Why do people die so young? Why did this sort of thing happen? This morning when I read the news about her, I couldn't help but think of my younger cousin, Kevin Stavely, who died almost a year ago in a car accident. I remember the emotions that people had; she and Kevin were both very popular, and had good friends. Good friends are a great blessing. Good family is a great blessing. It is so much easier to go through life with good family and friends.
I don't have the answer as to why this girl died, or why Kevin died, or why my cousin Mickey died two years ago. But there has to be a reason. Life isn't random. Things happen for a reason. Death is one of those unfortunate results of what is called Original Sin. As a result of it, we die, and in a lot of cases, that death is rather violent: a car accident, a bombing, suicide, homicide etc. What I always fall back on when there is a death of a loved one or someone close to me, is that God loves us, and sometimes, what we think is the best, is sometimes not the best. I am sure the reader can think of an instance where they wanted one thing and they got another, and it turned out better than they expected. I am not suggesting that this will turn out better than expected. God doesn't create this evil that kills people in car accidents. He allows evil to occur so that good things may happen as a result.

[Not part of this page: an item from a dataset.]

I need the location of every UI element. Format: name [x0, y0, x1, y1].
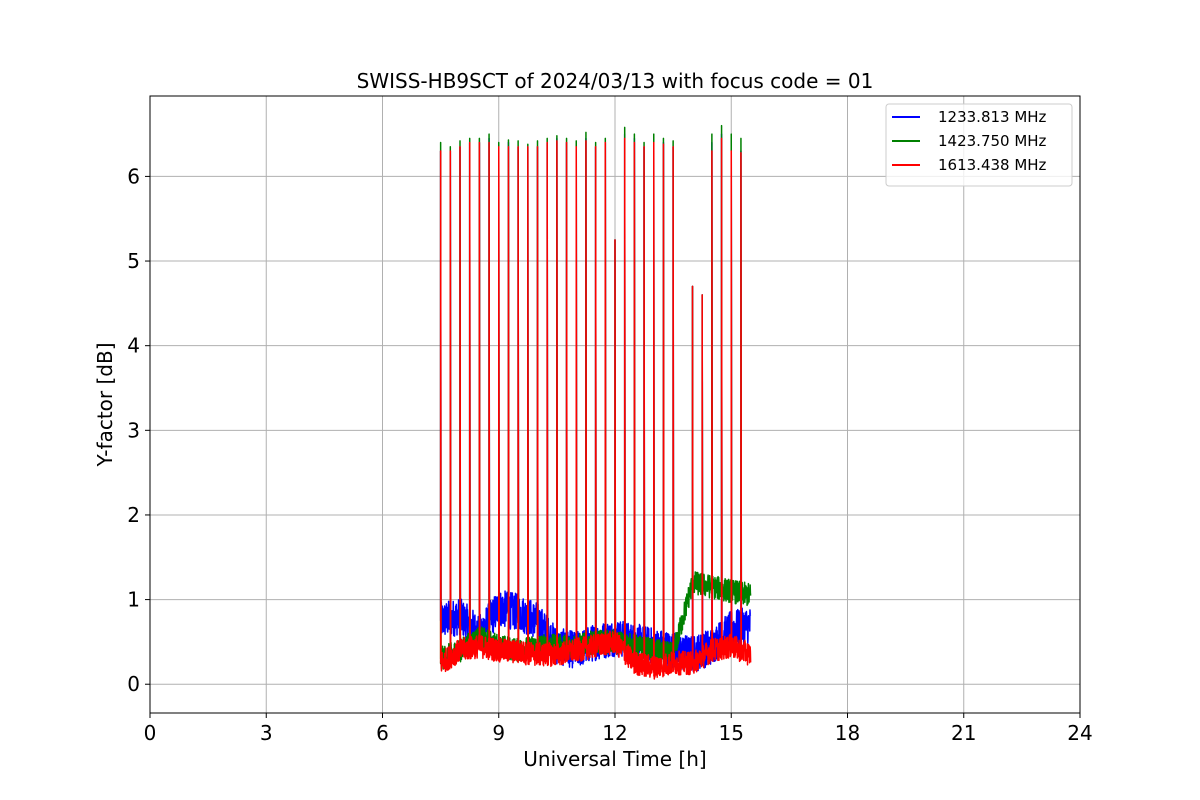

If he didn't allow this evil, then he would be interfering with our free will, which is one of the greatest gifts God has given us. When Kevin died, there was a great evil that took him from this world. But a lot of good followed it. His mother became very devoted to her Catholic faith, the kid sentenced for vehicular manslaughter converted to the Catholic Faith, and there are other good things that came from it.
Now, despite these good things, I know I wish Kevin was still alive, and this girl's family will wish she is still alive. In the end, I can't explain why she died. At times like this, it is so important not to get mad at God; that doesn't help, believe me. It is specifically at times like this that we should cling to God even tighter. This is the time for religious awakening in our lives, the time where we look at ourselves and ask, "If I die in a car accident today, am I ready to greet God? Am I contrite?" We know that Christ has overcome death by His own death; we can be saved, not by what we do, but by God alone, who has overcome death.
Please know of my prayers for the family and for all those who mourn the loss of a great friend. She is a great gift to all who knew her, and she continues to be a great gift. Ask her to pray for you, and pray for her. And know that she is still with you, just in a different way.
Eternal rest grant onto her, O Lord, and let perpetual light shine upon her. May her, and the souls of all the faithful departed, rest in peace. Amen.